Conventional anomaly detection in multivariate time series relies on the assumption that the set of observed variables remains static. In operational environments, however, monitoring systems frequently experience sensor churn. Signals may appear, disappear, or be renamed, creating data windows where the cardinality varies and may include values unseen during training. To address this challenge, we propose SMKC, a framework that decouples the dynamic input structure from the anomaly detector. We first employ permutation-invariant feature hashing to sketch raw inputs into a fixed size state sequence. We then construct a hybrid kernel image to capture global temporal structure through pairwise comparisons of the sequence and its derivatives. The model learns normal patterns using masked reconstruction and a teacher-student prediction objective. Our evaluation reveals that robust log-distance channels provide the primary discriminative signal, whereas cosine representations often fail to capture sufficient contrast. Notably, we find that a detector using random projections and nearest neighbors on the SMKC representation performs competitively with fully trained baselines without requiring gradient updates. This highlights the effectiveness of the representation itself and offers a practical cold-start solution for resource-constrained deployments.
Paper Structure (32 sections, 5 equations, 3 figures, 9 tables)

This paper contains 32 sections, 5 equations, 3 figures, 9 tables.

Figures (3)

  • Figure 1: SMKC transform example (normal vs. anomalous). Starting from a window with values $X$ and missingness mask $M$, we construct the fixed-width hashed state sequence $g_{1:L}$ and then compute kernel-view channels. Shown are two representative channels derived from $g$: cosine similarity $\mathrm{Cos}(g)$ and robust log-distance $\mathrm{LogDist}(g)$. While missingness can obscure localized changes in $X$, the kernel view reveals structured deviations that are more amenable to masked modeling and window-level scoring.
  • Figure 2: Six-channel SMKC hybrid kernel image for a normal window.
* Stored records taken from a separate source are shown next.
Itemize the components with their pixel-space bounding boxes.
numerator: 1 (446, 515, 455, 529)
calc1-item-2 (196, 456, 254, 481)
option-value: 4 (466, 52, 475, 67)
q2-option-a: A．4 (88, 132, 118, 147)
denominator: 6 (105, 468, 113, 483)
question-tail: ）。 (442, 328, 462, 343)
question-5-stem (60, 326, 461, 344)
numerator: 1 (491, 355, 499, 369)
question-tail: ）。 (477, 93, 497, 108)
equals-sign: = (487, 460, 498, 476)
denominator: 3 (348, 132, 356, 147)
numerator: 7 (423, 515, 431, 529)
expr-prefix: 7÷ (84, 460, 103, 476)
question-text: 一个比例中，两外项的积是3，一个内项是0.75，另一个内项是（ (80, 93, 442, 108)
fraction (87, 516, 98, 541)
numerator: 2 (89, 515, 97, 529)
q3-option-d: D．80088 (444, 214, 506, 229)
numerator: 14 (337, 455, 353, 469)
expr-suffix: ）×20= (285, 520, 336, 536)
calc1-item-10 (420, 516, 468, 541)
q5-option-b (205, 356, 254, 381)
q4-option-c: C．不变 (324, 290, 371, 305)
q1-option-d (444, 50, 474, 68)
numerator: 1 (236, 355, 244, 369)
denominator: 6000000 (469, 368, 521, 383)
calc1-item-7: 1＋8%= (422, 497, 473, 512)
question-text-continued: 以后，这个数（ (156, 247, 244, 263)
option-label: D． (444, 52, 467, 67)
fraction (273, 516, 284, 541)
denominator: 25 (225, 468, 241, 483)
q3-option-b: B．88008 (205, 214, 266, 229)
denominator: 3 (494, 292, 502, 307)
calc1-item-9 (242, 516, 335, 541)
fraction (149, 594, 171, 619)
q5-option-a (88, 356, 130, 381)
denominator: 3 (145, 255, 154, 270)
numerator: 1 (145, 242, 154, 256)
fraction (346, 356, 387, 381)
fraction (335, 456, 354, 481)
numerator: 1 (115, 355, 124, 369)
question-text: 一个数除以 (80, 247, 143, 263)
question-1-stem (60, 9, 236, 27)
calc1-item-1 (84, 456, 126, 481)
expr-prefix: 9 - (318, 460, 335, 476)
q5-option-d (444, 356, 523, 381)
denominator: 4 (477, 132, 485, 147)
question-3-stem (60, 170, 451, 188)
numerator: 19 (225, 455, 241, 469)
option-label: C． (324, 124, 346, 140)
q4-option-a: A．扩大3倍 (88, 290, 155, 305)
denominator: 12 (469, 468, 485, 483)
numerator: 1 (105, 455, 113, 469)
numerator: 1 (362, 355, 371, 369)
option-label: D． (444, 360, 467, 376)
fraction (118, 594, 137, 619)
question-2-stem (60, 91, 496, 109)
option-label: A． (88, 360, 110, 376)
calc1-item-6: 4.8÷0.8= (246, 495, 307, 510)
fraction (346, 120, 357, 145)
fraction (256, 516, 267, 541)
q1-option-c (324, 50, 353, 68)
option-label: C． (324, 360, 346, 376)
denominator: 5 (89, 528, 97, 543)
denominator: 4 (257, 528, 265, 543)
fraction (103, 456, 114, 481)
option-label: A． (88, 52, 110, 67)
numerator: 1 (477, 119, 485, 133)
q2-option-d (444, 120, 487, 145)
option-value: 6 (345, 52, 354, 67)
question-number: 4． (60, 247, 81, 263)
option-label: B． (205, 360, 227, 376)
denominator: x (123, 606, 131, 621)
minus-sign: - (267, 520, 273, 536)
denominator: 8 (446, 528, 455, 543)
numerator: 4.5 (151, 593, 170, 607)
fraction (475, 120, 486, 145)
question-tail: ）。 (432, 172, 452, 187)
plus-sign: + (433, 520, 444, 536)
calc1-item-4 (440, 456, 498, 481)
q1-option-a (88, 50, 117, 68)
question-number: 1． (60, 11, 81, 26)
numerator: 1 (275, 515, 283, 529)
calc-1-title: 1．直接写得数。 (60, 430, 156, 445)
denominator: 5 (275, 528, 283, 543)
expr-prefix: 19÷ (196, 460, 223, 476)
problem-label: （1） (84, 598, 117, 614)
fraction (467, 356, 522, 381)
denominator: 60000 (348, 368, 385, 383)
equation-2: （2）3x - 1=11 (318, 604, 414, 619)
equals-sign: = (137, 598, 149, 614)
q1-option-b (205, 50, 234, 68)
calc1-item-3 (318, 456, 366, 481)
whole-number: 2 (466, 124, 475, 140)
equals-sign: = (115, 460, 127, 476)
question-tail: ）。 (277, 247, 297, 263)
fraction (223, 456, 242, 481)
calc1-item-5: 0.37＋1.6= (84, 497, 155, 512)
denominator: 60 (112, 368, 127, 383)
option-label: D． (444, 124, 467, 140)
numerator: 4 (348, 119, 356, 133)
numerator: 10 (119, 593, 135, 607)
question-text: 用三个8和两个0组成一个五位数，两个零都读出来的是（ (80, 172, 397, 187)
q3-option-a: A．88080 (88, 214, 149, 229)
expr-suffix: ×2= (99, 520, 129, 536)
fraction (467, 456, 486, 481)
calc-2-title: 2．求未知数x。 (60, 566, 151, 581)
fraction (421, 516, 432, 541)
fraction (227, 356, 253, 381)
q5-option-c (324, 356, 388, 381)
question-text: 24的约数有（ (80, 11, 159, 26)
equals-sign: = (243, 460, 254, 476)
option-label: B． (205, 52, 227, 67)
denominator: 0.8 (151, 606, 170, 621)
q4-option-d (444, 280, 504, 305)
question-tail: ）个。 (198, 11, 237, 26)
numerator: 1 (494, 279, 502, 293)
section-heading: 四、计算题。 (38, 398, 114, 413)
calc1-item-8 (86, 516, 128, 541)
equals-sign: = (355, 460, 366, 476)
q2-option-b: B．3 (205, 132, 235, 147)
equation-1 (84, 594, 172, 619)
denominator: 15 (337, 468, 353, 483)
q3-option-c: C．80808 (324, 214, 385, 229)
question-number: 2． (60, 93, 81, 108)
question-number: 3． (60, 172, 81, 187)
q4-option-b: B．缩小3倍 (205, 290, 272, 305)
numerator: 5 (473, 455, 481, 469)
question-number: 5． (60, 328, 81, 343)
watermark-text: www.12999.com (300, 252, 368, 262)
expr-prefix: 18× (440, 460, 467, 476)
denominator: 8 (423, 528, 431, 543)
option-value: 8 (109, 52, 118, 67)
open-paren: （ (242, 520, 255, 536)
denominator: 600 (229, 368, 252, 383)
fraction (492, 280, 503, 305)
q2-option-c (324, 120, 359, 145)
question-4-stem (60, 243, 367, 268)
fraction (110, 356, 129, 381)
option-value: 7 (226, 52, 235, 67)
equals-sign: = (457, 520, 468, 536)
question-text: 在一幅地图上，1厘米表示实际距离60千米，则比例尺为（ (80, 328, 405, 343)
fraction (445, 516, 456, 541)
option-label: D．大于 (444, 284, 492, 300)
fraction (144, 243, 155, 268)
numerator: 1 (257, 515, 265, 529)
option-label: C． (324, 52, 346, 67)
We stack cosine similarity and robust log-distance matrices computed on the hashed sequence $g$, its first difference $\Delta g$, and the absolute difference $|\Delta g|$. The cosine channels emphasize bounded directional similarity, whereas the log-distance channels emphasize magnitude-based deviations with robust compression. The scale token summarizes the robust bandwidth used in the log-distance transform and conditions the encoder on the window’s intrinsic distance scale.
  • Figure 3: Diagnostic illustrating why cosine-only kernel images can collapse under magnitude-driven anomalies. A short-segment amplitude scaling leaves the cosine kernel essentially unchanged (top row; max difference $\approx 10^{-7}$), while the robust log-distance kernel changes substantially (bottom row; max difference $\approx 2.08$), producing high-contrast structure. This supports the ablation result that cosine-only channels are ineffective in our setting, whereas log-distance channels remain discriminative. A controlled diagnostic in the appendix (Table \ref{['tab:cos-log-diagnostic']}) confirms this mechanism: cosine-kernel statistics are near-random for amplitude scaling and additive magnitude perturbations, whereas log-distance statistics separate normal and anomalous windows almost perfectly.